Although a good God regrets our suffering, his greatest concern is surely that each of us shall show patience, sympathy and generosity and, thereby, form a holy character.
Some people badly need to be ill for their own sake, and some people badly need to be ill to provide important choices for others.
Only in that way can some people be encouraged to make serious choices about the sort of person they are to be.
For other people, illness is not so valuable.
A Christian view of intercessory prayer In Christian doctrine God hears our prayers and answers them -- if it is good for us -- in a way that is best for us.
Yet when we pray for another person, God knows far better than we do whether it will be best for that person and others affected by him that he should recover immediately or later or not at all.
Many Christians are aware of this when they pray for those in need that God would answer the prayer "as may be most expedient.
" A well-known prayer adds to this the clause "granting them in this world knowledge of thy truth, and in the world to come life everlasting.
"No sign of all that in the secular orientation of the prayer in the STEP research project, which states verbatim "for a successful surgery with a quick, healthy recovery and no complications.
" God seeks better goals for all of us, and he may well provide them for those prayed for, despite the poverty of the petitionary prayer.
After all, Christians believe that the salvation of the world was brought about partly by God's failure to answer the prayer of his Son in the Garden of Gethsemane.
But, the point about Jesus having been made, a quick healthy recovery without complications is clearly a good thing, even if there are better things.
If the former can be provided without loss of the latter, God would surely provide it anyway, whether we pray or not.
So what is the point of petitionary prayer? The answer must be that sometimes, perhaps often, it is equally good that what we should pray for should occur as it should not occur, and that God wants to interact with us by answering our requests -- so long as we ask for right reasons.

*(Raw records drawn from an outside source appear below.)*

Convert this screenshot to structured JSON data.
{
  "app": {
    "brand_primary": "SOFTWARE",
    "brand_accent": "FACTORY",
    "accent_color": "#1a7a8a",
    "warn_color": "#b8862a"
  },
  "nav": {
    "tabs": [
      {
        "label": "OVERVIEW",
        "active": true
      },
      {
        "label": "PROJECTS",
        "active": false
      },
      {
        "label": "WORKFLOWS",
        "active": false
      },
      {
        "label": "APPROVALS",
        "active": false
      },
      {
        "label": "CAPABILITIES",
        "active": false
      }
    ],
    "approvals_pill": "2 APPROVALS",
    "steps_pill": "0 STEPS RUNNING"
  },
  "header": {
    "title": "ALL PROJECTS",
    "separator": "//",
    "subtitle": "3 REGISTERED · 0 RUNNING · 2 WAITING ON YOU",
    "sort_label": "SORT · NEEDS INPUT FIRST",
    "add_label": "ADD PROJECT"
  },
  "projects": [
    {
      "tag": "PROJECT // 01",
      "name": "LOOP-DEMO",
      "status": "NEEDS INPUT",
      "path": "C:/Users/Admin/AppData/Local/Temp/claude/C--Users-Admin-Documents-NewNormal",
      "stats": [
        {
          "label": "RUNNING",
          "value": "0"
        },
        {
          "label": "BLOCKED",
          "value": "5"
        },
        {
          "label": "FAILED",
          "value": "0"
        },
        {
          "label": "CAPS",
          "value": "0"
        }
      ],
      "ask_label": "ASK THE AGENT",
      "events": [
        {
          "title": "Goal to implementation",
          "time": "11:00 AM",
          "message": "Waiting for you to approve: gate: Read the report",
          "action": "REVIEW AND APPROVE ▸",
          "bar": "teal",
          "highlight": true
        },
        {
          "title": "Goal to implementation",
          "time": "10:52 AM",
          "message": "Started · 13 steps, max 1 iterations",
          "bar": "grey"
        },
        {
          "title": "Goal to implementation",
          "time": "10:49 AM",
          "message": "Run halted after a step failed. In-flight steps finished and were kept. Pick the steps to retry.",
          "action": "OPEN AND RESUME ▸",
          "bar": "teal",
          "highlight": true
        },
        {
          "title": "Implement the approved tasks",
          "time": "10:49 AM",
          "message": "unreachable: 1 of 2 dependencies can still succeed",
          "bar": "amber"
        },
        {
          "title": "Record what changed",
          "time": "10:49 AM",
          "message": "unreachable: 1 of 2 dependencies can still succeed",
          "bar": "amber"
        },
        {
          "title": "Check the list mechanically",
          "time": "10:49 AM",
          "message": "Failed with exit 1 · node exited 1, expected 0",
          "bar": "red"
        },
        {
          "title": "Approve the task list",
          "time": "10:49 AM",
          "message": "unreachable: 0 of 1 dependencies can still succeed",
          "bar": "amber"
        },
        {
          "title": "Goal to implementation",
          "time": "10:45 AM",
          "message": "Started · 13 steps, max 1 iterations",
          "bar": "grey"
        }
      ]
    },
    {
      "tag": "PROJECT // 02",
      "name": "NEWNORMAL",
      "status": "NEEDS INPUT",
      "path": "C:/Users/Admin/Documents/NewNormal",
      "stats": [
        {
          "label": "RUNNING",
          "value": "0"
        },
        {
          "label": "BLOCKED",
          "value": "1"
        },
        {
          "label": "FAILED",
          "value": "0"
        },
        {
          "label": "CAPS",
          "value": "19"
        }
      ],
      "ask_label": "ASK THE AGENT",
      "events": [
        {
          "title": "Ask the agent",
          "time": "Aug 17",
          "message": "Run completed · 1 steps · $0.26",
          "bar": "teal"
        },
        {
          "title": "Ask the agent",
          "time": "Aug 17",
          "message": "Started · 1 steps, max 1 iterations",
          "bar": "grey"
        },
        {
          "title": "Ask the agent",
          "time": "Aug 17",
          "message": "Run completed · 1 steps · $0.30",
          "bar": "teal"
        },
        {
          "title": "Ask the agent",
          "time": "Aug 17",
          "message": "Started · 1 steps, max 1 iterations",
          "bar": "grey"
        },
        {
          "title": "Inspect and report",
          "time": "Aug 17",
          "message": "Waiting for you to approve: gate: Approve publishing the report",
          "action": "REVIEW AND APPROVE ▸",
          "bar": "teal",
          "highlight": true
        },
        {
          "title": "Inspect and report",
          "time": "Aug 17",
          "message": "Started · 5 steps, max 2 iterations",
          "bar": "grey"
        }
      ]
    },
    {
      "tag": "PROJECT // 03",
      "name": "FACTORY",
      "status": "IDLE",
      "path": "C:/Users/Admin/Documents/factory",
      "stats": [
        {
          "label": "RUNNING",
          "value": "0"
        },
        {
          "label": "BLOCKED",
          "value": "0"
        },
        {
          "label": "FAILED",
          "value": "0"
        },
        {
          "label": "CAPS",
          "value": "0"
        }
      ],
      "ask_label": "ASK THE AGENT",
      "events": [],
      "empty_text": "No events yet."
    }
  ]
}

Of course God wants to do for the person praying what that person wants just because that person wants it for a right reason.
One right reason is that he prays for a particular sufferer out of love and compassion.
In the STEP prayer study, the people praying were not praying out of love and compassion for the particular sufferer.
Although the form of their prayer might -- dishonestly -- suggest that they wanted the well-being of the patient for its own sake, that was not why they were praying.
They were praying to test a scientific hypothesis.
Why should a good God pay any attention to these prayers? One might say: "In order to show us more evidentially that he exists.
" But if there is a God, he does not need to answer such prayers to do this.
If he wanted to do that, he could fill the world with "super miracles.
" There is quite a lot of evidence anyway of God's existence, and too much might not be good for us.
The negative result of the STEP study is entirely predictable based on the hypothesis of a loving God who sometimes answers prayers of genuine compassion.
Why should I care? An analogy will show that what I have written is not an ad hoc hypothesis postulated to save theism from disconfirmation.
Suppose that I am a rich man who sometimes gives sums of money to worthy causes and that I know just how useful -- or not -- different gifts would be.
I receive many letters asking me to give such gifts.
Some research organization wants to know if there is any point in people writing such letters to me.
Do they make any difference to whether I give money to this cause or that? So the research organization commissions a study.
Many people write letters to me on behalf of several causes to see whether I will give more to those causes than to the other causes.
In fact, let us suppose, I am normally moved by such letters because the writers took the trouble to write to me on behalf of some cause about which they care a lot.
But I now discover why I am suddenly bombarded with a stream of letters on behalf of certain causes, and I realize that on this occasion, unlike on other occasions, the letter writers have no deep concern for the causes for which they write.
Therefore, I pay no attention to their letters.